The `hash` function has to return the same value for two instances of the type that are considered equal. In theory, even returning a constant value fullfills that requirement and would be correct. However, having a hash function that always returns the same value makes using hash tables useless and degrades performance.
Simply calling `get_default_hash` on the data members that should impact the hash (which are the same ones which should impact equality) is usually good enough. When designing a custom hash function, it's recommended to put as much variation as possible into the lower bits. Those are used by the containers at first. However, if the low bits have too many collisions, the higher bits are taken into account automatically as well.
It's also possible to implement a hash function for a type that methods can't be added to (e.g. because it comes from an external separate library). This can be done by specializing the `blender::DefaultHash<T>` struct. For more information look at the [source](https://projects.blender.org/blender/blender/src/branch/main/source/blender/blenlib/BLI_hash.hh).
### Method Overloads and `*_as` Methods
Many core methods on the container data structures have multiple overloads. For example, `Vector::append` has two versions. One that takes a `const T &` and one that takes a `T &&` parameter. Those are used to properly handle the cases when the value is copied or moved into the container.

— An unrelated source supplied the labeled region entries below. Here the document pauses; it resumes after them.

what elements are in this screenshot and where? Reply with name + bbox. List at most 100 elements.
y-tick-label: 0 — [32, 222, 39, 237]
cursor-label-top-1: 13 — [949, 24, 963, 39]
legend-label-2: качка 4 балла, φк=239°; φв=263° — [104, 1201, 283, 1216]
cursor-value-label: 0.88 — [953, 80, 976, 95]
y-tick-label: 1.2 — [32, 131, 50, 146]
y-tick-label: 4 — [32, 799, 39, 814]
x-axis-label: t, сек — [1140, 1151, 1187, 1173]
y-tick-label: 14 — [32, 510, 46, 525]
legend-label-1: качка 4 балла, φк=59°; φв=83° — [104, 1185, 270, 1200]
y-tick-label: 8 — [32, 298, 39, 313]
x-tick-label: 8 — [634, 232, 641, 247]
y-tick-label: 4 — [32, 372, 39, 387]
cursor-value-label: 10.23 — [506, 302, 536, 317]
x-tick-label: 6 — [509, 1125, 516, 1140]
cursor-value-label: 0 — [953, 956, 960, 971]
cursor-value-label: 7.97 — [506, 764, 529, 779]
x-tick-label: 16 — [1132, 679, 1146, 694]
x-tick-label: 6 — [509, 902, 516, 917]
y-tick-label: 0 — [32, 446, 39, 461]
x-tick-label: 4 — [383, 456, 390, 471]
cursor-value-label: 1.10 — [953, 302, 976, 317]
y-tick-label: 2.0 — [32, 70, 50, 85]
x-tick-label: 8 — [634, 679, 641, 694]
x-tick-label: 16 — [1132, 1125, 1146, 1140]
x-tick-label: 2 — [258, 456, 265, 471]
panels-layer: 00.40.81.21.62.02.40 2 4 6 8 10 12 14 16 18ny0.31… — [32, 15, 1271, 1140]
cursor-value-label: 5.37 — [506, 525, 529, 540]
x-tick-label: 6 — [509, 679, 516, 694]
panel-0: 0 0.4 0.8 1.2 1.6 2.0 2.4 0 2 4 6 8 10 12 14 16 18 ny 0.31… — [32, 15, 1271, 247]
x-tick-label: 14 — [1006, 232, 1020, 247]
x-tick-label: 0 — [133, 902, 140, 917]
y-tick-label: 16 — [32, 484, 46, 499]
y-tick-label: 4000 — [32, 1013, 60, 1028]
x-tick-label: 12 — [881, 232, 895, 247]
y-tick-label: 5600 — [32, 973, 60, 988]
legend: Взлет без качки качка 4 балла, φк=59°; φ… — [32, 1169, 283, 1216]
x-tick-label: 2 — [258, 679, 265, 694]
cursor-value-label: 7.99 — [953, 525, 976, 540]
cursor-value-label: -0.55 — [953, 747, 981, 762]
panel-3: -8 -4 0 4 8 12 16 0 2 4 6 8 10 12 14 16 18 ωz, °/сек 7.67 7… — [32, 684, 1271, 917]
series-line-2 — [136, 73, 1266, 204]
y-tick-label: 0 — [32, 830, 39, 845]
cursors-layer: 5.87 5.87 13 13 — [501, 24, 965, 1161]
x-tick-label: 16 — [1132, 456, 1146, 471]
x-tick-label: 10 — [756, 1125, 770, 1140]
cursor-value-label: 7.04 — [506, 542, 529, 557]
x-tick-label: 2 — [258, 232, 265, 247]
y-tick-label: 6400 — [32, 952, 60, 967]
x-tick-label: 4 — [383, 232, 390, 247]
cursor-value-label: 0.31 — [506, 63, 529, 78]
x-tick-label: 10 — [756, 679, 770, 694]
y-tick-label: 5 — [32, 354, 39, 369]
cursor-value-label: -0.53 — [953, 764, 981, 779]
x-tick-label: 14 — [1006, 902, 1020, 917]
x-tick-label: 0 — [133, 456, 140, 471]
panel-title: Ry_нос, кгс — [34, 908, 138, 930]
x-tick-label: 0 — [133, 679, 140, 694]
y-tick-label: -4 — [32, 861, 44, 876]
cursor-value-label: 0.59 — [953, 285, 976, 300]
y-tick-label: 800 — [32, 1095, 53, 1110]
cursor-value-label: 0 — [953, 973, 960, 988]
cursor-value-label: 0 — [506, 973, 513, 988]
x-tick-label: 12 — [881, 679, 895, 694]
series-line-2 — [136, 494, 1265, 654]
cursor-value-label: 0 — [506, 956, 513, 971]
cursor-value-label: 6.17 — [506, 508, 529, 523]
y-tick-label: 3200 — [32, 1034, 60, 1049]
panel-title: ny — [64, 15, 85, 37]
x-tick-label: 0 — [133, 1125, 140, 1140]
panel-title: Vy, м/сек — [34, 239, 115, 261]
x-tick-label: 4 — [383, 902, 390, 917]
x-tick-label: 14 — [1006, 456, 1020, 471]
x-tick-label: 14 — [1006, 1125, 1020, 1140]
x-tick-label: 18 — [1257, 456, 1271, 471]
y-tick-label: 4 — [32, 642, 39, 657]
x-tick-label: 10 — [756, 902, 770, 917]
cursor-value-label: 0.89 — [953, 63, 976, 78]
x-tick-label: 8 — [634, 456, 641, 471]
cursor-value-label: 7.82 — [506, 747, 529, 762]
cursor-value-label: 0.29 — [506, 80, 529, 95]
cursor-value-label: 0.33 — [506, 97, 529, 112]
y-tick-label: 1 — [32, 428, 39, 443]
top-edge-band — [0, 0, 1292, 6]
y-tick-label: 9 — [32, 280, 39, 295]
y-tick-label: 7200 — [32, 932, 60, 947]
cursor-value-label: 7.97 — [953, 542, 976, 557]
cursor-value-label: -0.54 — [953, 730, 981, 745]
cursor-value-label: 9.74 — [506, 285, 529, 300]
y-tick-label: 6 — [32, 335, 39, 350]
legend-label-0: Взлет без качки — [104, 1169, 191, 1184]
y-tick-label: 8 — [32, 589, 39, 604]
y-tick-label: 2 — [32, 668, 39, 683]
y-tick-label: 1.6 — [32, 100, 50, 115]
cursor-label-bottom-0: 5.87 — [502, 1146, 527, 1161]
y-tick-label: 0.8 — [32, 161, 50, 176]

Additionally, many methods have a variant with the `_as` suffix. Such methods allow passing in the parameter with a different type than what the container actually contains. For example, `Vector<std::string>::append_as` can also be called with a `const char *` parameter, and not just `std::string`. The `std::string` is then constructed inplace. This avoids the need to construct it first and then to move it in the right place. This specific example is very similar to `std::vector::emplace_back`.
However, the `*_as` convention is a bit more general. For example, it allows calling `Set::add_as` or `Set::contains_as` to be called with a type that is not exactly the one which is stored. This avoids the construction of stored type in many cases.
Other libraries sometimes support this as well, without the additional `_as` suffix, but that also leads to more complex error messages in the common cases.